A glance at the long term annual growth chart for the French economy gives some indication of why I am so confident that France will weather the storm better.
Despite the fact that France - just like everyone else - gets recessions, there is much more soliditity and regularity in the growth, and the trend is much higher than that to be seen in Italy, for example.
And when we come to Germany, even though the line is not as negative as it is in Italy, a clear downward movement in trend growth can be observed. But please observe the bounce-back after 2002, and especially the sharp upspike after the begining of 2006. That is what all the debate is about. Is this trend sustainable? Demographics says it isn't. Conventional analysts like Elga Bartsch say it is. Now we are going to see who is right, and hopefully modify and calibrate our models accordingly.
Strong Points and Weak Points in France Looking Forward
Euro zone purchasing managers surveys for the manufacturing sector also tend to confirm the idea that the economy of most eurozone member states has been slowing in the fourth quarter despite what seem to be pockets of resistance in some countries.

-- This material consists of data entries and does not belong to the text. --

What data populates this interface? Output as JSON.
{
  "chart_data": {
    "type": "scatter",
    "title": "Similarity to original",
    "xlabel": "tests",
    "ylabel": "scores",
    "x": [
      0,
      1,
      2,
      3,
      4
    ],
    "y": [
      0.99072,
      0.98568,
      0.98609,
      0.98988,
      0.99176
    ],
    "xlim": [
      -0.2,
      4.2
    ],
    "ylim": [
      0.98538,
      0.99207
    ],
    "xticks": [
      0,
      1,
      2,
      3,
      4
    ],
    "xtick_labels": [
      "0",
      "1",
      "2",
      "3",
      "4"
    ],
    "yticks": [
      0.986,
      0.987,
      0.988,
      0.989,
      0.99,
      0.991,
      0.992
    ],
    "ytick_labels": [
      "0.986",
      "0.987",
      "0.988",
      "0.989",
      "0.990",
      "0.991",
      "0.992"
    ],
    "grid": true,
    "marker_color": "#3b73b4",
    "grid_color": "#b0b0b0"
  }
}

The purchasing managers index for the euro zone manufacturing sector eased to a final 52.6 in December from 52.8 in November. The December figure was revised up slightly from the provisional reading of 52.5. The manufacturing PMI for the whole zone has managed to remain above the October low of 51.5, but the December reading is still the second weakest figure since Aug 2005.

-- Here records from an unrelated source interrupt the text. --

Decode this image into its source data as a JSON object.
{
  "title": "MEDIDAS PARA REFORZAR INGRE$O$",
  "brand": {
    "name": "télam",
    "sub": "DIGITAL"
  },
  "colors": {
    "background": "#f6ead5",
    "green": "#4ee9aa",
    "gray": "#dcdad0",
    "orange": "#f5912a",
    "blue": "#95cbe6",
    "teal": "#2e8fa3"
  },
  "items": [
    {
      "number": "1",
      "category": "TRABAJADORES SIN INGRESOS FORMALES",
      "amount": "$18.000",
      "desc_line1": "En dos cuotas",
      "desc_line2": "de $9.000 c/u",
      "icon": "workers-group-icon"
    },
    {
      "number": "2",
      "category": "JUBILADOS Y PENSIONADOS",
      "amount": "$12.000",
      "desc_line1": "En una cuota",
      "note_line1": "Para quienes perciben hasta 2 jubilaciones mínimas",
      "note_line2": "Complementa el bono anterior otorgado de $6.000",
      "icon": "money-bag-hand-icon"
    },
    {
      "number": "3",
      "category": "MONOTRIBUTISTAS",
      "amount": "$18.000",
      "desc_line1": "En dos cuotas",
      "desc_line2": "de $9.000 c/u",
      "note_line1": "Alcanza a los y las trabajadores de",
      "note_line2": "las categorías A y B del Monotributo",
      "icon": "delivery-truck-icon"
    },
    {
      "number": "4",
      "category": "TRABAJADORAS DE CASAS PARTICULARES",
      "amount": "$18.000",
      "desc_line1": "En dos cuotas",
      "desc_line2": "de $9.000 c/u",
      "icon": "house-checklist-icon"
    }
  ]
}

As suggested above, country level PMI surveys are giving the impression that national growth disparities within the euro area may be widening. France, for example, continues to resist the general downward trend in manufacturing with the French manufacturing PMI staging a small rally and climbing to 53.8 in December from 52.5 in November.

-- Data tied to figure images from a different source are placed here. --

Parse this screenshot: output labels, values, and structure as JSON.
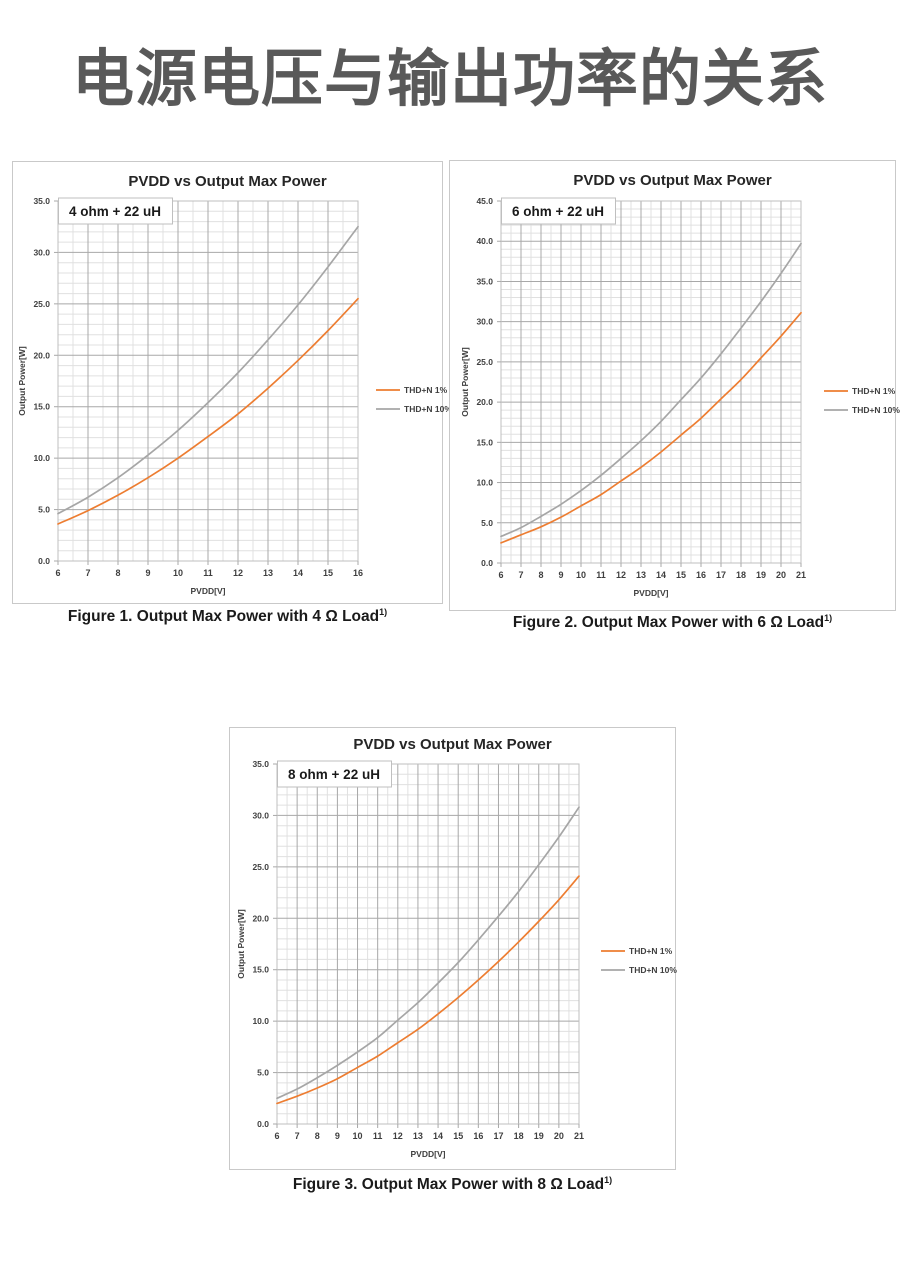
{
  "page": {
    "title": "电源电压与输出功率的关系"
  },
  "colors": {
    "series_orange": "#ED7D31",
    "series_gray": "#A6A6A6",
    "grid_major": "#a8a8a8",
    "grid_minor": "#e0e0e0",
    "plot_border": "#bfbfbf",
    "axis_text": "#3f3f3f",
    "title_gray": "#595959"
  },
  "chart_data": [
    {
      "type": "line",
      "title": "PVDD vs Output Max Power",
      "annotation": "4 ohm + 22 uH",
      "xlabel": "PVDD[V]",
      "ylabel": "Output Power[W]",
      "x": [
        6,
        7,
        8,
        9,
        10,
        11,
        12,
        13,
        14,
        15,
        16
      ],
      "xlim": [
        6,
        16
      ],
      "ylim": [
        0,
        35
      ],
      "x_major_step": 1,
      "x_minor_step": 0.5,
      "y_major_step": 5,
      "y_minor_step": 1,
      "grid": true,
      "legend_position": "right-middle",
      "series": [
        {
          "name": "THD+N 1%",
          "color": "#ED7D31",
          "values": [
            3.6,
            4.9,
            6.4,
            8.1,
            10.0,
            12.1,
            14.3,
            16.8,
            19.5,
            22.4,
            25.5
          ]
        },
        {
          "name": "THD+N 10%",
          "color": "#A6A6A6",
          "values": [
            4.6,
            6.2,
            8.1,
            10.3,
            12.7,
            15.4,
            18.3,
            21.5,
            24.9,
            28.6,
            32.5
          ]
        }
      ],
      "caption": "Figure 1. Output Max Power with 4 Ω Load",
      "caption_sup": "1)"
    },
    {
      "type": "line",
      "title": "PVDD vs Output Max Power",
      "annotation": "6 ohm + 22 uH",
      "xlabel": "PVDD[V]",
      "ylabel": "Output Power[W]",
      "x": [
        6,
        7,
        8,
        9,
        10,
        11,
        12,
        13,
        14,
        15,
        16,
        17,
        18,
        19,
        20,
        21
      ],
      "xlim": [
        6,
        21
      ],
      "ylim": [
        0,
        45
      ],
      "x_major_step": 1,
      "x_minor_step": 0.5,
      "y_major_step": 5,
      "y_minor_step": 1,
      "grid": true,
      "legend_position": "right-middle",
      "series": [
        {
          "name": "THD+N 1%",
          "color": "#ED7D31",
          "values": [
            2.5,
            3.5,
            4.5,
            5.7,
            7.1,
            8.5,
            10.2,
            11.9,
            13.8,
            15.9,
            18.0,
            20.4,
            22.8,
            25.5,
            28.2,
            31.1
          ]
        },
        {
          "name": "THD+N 10%",
          "color": "#A6A6A6",
          "values": [
            3.3,
            4.4,
            5.8,
            7.3,
            9.0,
            10.9,
            13.0,
            15.2,
            17.6,
            20.3,
            23.0,
            26.0,
            29.2,
            32.5,
            36.0,
            39.7
          ]
        }
      ],
      "caption": "Figure 2. Output Max Power with 6 Ω Load",
      "caption_sup": "1)"
    },
    {
      "type": "line",
      "title": "PVDD vs Output Max Power",
      "annotation": "8 ohm + 22 uH",
      "xlabel": "PVDD[V]",
      "ylabel": "Output Power[W]",
      "x": [
        6,
        7,
        8,
        9,
        10,
        11,
        12,
        13,
        14,
        15,
        16,
        17,
        18,
        19,
        20,
        21
      ],
      "xlim": [
        6,
        21
      ],
      "ylim": [
        0,
        35
      ],
      "x_major_step": 1,
      "x_minor_step": 0.5,
      "y_major_step": 5,
      "y_minor_step": 1,
      "grid": true,
      "legend_position": "right-middle",
      "series": [
        {
          "name": "THD+N 1%",
          "color": "#ED7D31",
          "values": [
            2.0,
            2.7,
            3.5,
            4.4,
            5.5,
            6.6,
            7.9,
            9.2,
            10.7,
            12.3,
            14.0,
            15.8,
            17.7,
            19.7,
            21.8,
            24.1
          ]
        },
        {
          "name": "THD+N 10%",
          "color": "#A6A6A6",
          "values": [
            2.5,
            3.4,
            4.5,
            5.7,
            7.0,
            8.4,
            10.1,
            11.8,
            13.7,
            15.7,
            17.9,
            20.2,
            22.6,
            25.2,
            27.9,
            30.8
          ]
        }
      ],
      "caption": "Figure 3. Output Max Power with 8 Ω Load",
      "caption_sup": "1)"
    }
  ]
}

Nonetheless Q4 may not be so positive as the third quarter was. As already noted, retail sales dropped in France in Novermber for the third month in succession according to the PMI, with the December index coming in at 49.1,
However French consumer confidence in unexpectedly dropped to a 19-month low in December. Consumer sentiment fell to minus 29 from minus 28 in November,according to Insee, the Paris-based national statistics office. The December reading is the lowest since May 2006.
So nothing is perfect. France will note the slowdown. My argument is simply that it will note it much less than some of the others. As far as I acn see at present, Spain and Ireland may well be the first ones formally into recession, closely followed by Italy, with Germany holding out just a little bit longer, and only really dropping in the wake of events in Eastern Europe, on which her exports are heavily dependent. Basically, to orient yourself here, it is important to understand that the eurozone countries are enetering the present recession with all the key policy indicators acting as headwinds (the precise opposite of the situation in the US. The ECB are stubbornly sticking to "inflation vigilance" (while the Fed is giving greater emphasis to providing a platform under the economy and easing), inflation is biting into consumer purchasing power (ditto the US in this case), the euro is at very high levels which presents problems for exports and sucks in imports (both of which are negative for GDP, and the US dollar is of course falling, making exports more competitive and acting as a brake on imports), and at the same time the 3 month euro libor, despite some recent reduction, remains stubbornly high, making it more difficult for banks to sustain liquidity and hence more reluctant to lend (again, the Fed has been somewhat more successful in easing 3 month interbank rates. So there it is I'm afraid, downwards we go with a big push from the available policy instruments.